Wszystko stanęło na głowie
Cztery lata temu klub Kropa, w którym kiedyś odbywały się imprezy, przeszedł metamorfozę. - W 2020 roku wszystko stanęło na głowie. Z imprezowej mapy Inowrocławia zniknęła "Kropa", a w jej miejscu powstało Tam Gdzie Kiedyś. Choć nie da się ukryć, że sama nazwa lokalu stanowi nawiązanie do lokalu, który na Rąbinie znajdował się przez wiele lat, to dziś w tym miejscu znajdziecie przyjazną dla rodzin z dziećmi restaurację, w której smacznie można zjeść na miejscu i zamówić dania z dowozem lub pełen catering.

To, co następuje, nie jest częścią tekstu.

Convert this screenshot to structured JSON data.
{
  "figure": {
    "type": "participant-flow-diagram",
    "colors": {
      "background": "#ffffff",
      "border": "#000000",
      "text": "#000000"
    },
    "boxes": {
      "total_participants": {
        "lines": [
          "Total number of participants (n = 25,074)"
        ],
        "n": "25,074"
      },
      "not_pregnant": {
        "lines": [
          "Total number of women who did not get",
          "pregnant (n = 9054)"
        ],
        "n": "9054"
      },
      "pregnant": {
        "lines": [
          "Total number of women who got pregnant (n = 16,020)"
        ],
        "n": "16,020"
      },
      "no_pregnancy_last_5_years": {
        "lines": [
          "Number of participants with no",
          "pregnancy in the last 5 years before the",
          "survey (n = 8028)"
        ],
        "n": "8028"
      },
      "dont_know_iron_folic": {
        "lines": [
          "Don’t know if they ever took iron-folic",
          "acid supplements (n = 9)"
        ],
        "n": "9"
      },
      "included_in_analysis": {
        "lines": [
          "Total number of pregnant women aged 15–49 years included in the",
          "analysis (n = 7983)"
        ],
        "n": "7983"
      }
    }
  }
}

Możemy wybrać się na imprezę do Tam Gdzie Kiedyś, lecz pod jednym warunkiem, jakim jest uprzednia rezerwacja miejsc. - Jesteśmy także pubem (z bilardem i dartem) oraz miejscem organizacji spotkań i imprez okolicznościowych - chrzcin, urodzin czy średniej wielkości wesel. Jeśli kalendarz na to pozwoli, będziemy organizować imprezy taneczne także inne niż okolicznościowe. W związku z faktem, że na tego typu imprezach w naszym lokalu będzie mogło uczestniczyć tyle osób, ile miejsc mamy przy stolikach - obowiązują wcześniejsze rezerwacje - informuje właściciel.
Jeśli nie wiadomo, o co chodzi...
Dlaczego do tej pory nikt nie zdecydował się na otwarcie klubu? Inowrocławscy przedsiębiorcy od lat mierzą się z licznymi trudnościami. - Problemy w gastronomii są analogiczne do problemów, z którymi w tym momencie boryka się wiele firm, czyli: wzrost kosztów prowadzenia działalności i brak rąk do pracy i - szczególnie w ostatnim czasie - spadek popytu na nasze usługi. Na co dzień prowadzę restaurację, wcześniej było to pub-klub), od prawie 15 lat hurtownię napojów, w dużym stopniu opartą na gastronomii, a w ostatnim czasie moja firma zaczęła także świadczyć usługi księgowe i kadrowo-płacowe. Ten ostatni fakt nieco już świadczy o sytuacji w gastronomii - musiałem szukać dywersyfikacji źródeł przychodów - mówi nam Maciej Zieliński, właściciel lokalu Tam Gdzie Kiedyś.